2. Se le dio su tiempo apropiado, al ser promulgada a un pueblo todavía tosco, cuando estaba a punto de formarse en una nación y una Iglesia, para evitar que caiga en la idolatría y la licencia pagana.

3. Tuvo su debido lugar, porque dado en Sinaí antes de la entrada a Canaán, formó una especie de condición para el pacto. Dios prometió que conduciría a los hebreos a Canaán y los pondría en posesión de ella si seguían la ley como guía y la observaban como una condición adjunta a su promesa.

4. Tuvo su propio modo de promulgación, pues vino de un ángel en el monte Sinaí, con sonido de trompeta, con un terrible terremoto, con truenos y relámpagos, como una ley de miedo para refrenar a los judíos rebeldes, como esclavos. , por miedo al castigo. De estas cuatro maneras la ley fue ordenada externamente.

5. Pero también se dispuso internamente en el debido orden. Sus preceptos ordenaban a los hebreos ( a ) adorar a Dios mediante ceremonias y sacrificios designados; ( b ) abstenerse de dañar a su prójimo, o si se ha infligido daño, les ordenó ofrecer una satisfacción adecuada; ( c ) reguló el hombre interior por los preceptos morales del Decálogo.
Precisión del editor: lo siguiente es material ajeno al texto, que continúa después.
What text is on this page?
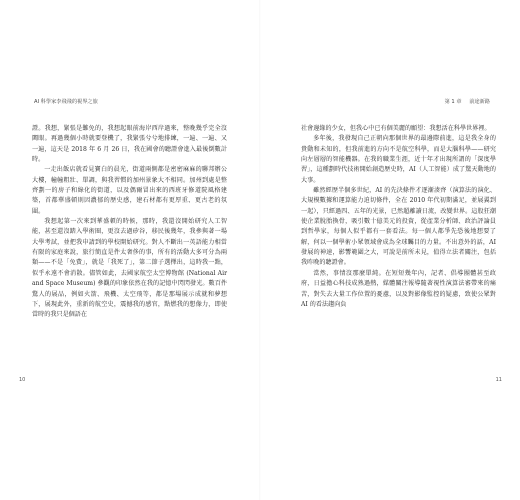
AI 科學家李飛飛的視界之旅

證。我想，緊張是難免的，我想起眼前海岸西岸過來，整晚幾乎完全沒闔眼。再過幾個小時就要登機了，我緊張兮兮地排練，一遍、一遍、又一遍，這天是 2018 年 6 月 26 日，我在國會的聽證會進入最後倒數計時。

一走出飯店就看見寶白的晨光，街道兩側都是密密麻麻的聯邦辦公大樓，幢幢粗壯、單調，與我習慣的加州景象大不相同。加州到處是整齊劃一的房子和綠化的街道，以及偶爾冒出來的西班牙修道院風格建築，首都華盛頓則因濃郁的歷史感，建石材都有更厚重、更古老的氛圍。

我想起第一次來到華盛頓的時候，那時，我還沒開始研究人工智能，甚至還沒踏入學術圈，更沒去過矽谷，移民後幾年，我參與著一場大學考試，並把我申請到的學校開始研究。對人不斷出一英語能力相當有限的家庭來說，旅行簡直是件太奢侈的事，所有的活動大多可分為兩類——不是「免費」，就是「我死了」，第二節子選擇出，這時我一點，似乎永遠不會消散。儘管如此，去國家航空太空博物館 (National Air and Space Museum) 參觀的印象依然在我的記憶中閃閃發光。數百件驚人的展品，例如火箭、飛機、太空飛等，都是那場展示成就和夢想下，展現此外，重新的航空史，震撼我的感官，點燃我的想像力，即使當時的我只是個語在

10
第 1 章 前途新路

社會邊緣的少女，但我心中已有個美麗的願望：我想活在科學世界裡。

多年後，我發現自己正朝向那個世界的最邊際前進，這是我全身的貴動和未知的，但我前進的方向不是航空科學，而是大腦科學——研究向左層層的智能機器。在我的職業生涯，近十年才出現所謂的「深度學習」，這種劃時代技術開始創造歷史時，AI（人工智能）成了驚天動地的大事。

雖然經歷半個多世紀，AI 的先決條件才逐漸湊齊（演算法的演化、大規模數據和運算能力迫切條件，全在 2010 年代初期滿足，並展翼到一起），只經過四、五年的光景，已然超離讀日流，改變世界。這股狂潮使企業脫胎換骨，吸引數十億美元的投資，從產業分析師、政治評論員到哲學家，每個人似乎都有一套看法。每一個人都爭先恐後地想要了解，何以一個學術小眾領域會成為全球矚目的力量。不出意外的話，AI 發展的神速，影響範圍之大，可說是前所未見，值得立法者關注，包括我昨晚的聽證會。

當然，事情沒那麼單純。在短短幾年內，記者、倡導團體甚至政府，日益擔心科技成熟過熱，媒體關注報導隨著視性演算法審帶來的痛苦，對失去大量工作位置的憂慮，以及對影像監控的疑慮，致使公眾對 AI 的看法趨向負

11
Del mismo modo, pero mucho más perfectamente, ha sido ordenada la Nueva Ley, la ley de Cristo. (1.) Se le asignó el rango que le corresponde, como corona y perfección de todas las leyes. (2.) Llegó en su debido tiempo, es decir, en la última era del mundo, cuando vino Cristo, el gran Legislador. Fue promulgada en Pentecostés, el quincuagésimo día después de la Pascua, que era una fiesta simbólica del perdón, la libertad, la bienaventuranza y el jubileo eterno.

(3.) Su lugar correspondía a su dignidad. No fue dada en el Sinaí, sino en Sión, figura y espejo de la gloria celestial, a la que nos conduce esta ley. (4.) En cuanto al modo de promulgación, nótese que fue dada con un viento recio y lenguas de fuego, con el poder y la fuerza del Espíritu Santo, para predicar el Evangelio y convertir a todas las naciones, porque era una ley de fuego. amor y caridad encendida. (5.) Sus contenidos estaban debidamente relacionados entre sí, a través de sus preceptos de fe, esperanza, caridad y los relativos a la justificación y los Sacramentos.

Fue ordenado por ángeles. De esto parece que no fue Dios quien en persona habló a Moisés, sino un ángel que lo representaba y hablaba en Su Nombre; como cuando dijo: "Yo soy el Señor tu Dios". Así también un embajador habla en nombre de su soberano, y actúa por su autoridad. Fue entonces un Ángel quien, en lugar de Dios, fue el dador inmediato del Decálogo al pueblo en el Monte Sinaí.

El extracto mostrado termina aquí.